Lukashenko would be unable to guarantee that special operations forces or interior forces, upon their return from an unpopular, bloody war, would form such a reliable support base as they did during the 2020 protests.

Critics may protest that Lukashenko is an autocrat who is not obliged to take public opinion into account. But the more existential the issue, the more dangerous it is for Lukashenko to act counter to public consensus.

Sending the army to war against the wishes of nearly the entire country, soldiers’ families and most likely soldiers and their commanders themselves does not only present the military risk of mass desertion and surrender. Such a decision also poses a political threat. Lukashenko would be unable to guarantee that special operations forces or interior forces, upon their return from an unpopular, bloody war, would form such a reliable support base as they did during the 2020 protests.
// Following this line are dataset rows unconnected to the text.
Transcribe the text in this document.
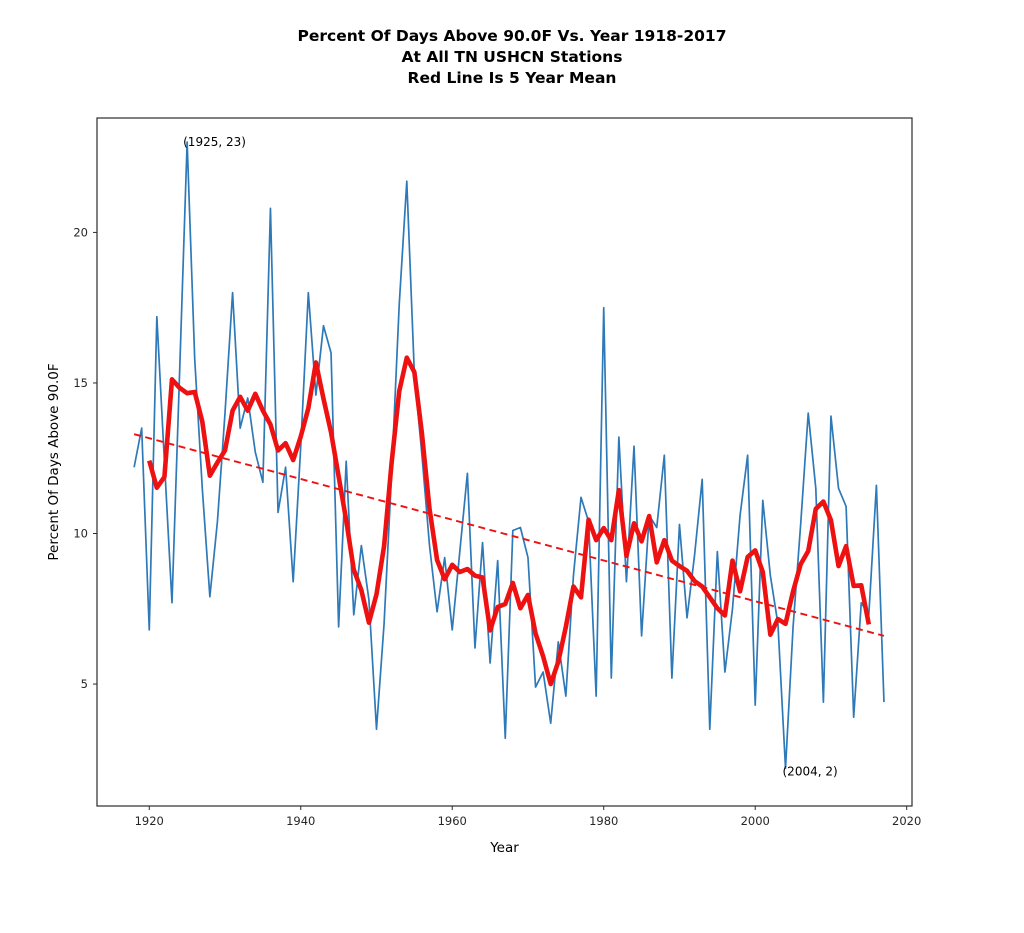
Percent Of Days Above 90.0F Vs. Year 1918-2017
At All TN USHCN Stations
Red Line Is 5 Year Mean
1920	1940	1960	1980	2000	2020
5
10
15
20
Year
Percent Of Days Above 90.0F
(1925, 23)
(2004, 2)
The problems would likely start as soon as troops would be sent to Ukraine. If certain units were to disobey orders or attempt to resist being transported across the border, it is unclear how discipline could be restored or how their ranks could be bolstered by new recruits, given the risk inherent in such a deadly assignment.

Finding a politically advantageous line

There are many historical and cultural reasons why Belarusians have reacted negatively to the idea of fighting in a foreign country, despite the intense anti-Ukrainian military propaganda that runs on TV screens every day. There are also political reasons: opponents of the regime exist in an information field where Russia’s actions are explicitly perceived as aggressive, while Lukashenko supporters appreciate his system precisely for the values of peace and stability that he has championed relentlessly since the first days of his presidency. As a result, the drive to war simply has no social basis in Belarus.

Despite Minsk’s current colossal dependence on Moscow, Lukashenko’s undeniable priority is his own political survival.

Now that hostilities have shifted to the South and East of Ukraine, we can make the tentative conclusion that the likelihood of Belarus entering wholesale into the war has decreased, although it hasn’t disappeared from the agenda entirely. But even if Putin needs to send the Belarusian army into battle at some stage of the war – to achieve certain new military aims or to smear Lukashenko once and for all – the latter will resist.

Despite Minsk’s current colossal dependence on Moscow, Lukashenko’s undeniable priority is his own political survival. He will only bend to the will of the Kremlin if he believes that not doing so would be more dangerous. Sending in Belarusian troops under Russian pressure, against the will of nearly the entire population, is clearly beyond the scope of acceptable risk for Minsk.

If the Russian offensive stalls in Donbas as well, which would be considered a fully-fledged defeat for Moscow, we cannot exclude a scenario in which Lukashenko tries to sell the fact that he held back from full participation in the war in talks with the West. On 7 April, he complained that he had been wrongly designated as a collaborator of the aggressor and demanded that Minsk be invited to peace negotiations as a party in its own right.

In future, Lukashenko may speak through his diplomats and declare that Belarus has simply been unwittingly used without its consent, that it was not possible for Minsk to resist tens of thousands of Russian soldiers on its soil. He may argue that they did what they could by not entering directly into the war. This would be little consolation for Ukraine, but for politicians in the West who may want to drive a wedge between Putin and Lukashenko, it could constitute grounds for lifting sanctions from Minsk, at least partially, in a new, post-war reality.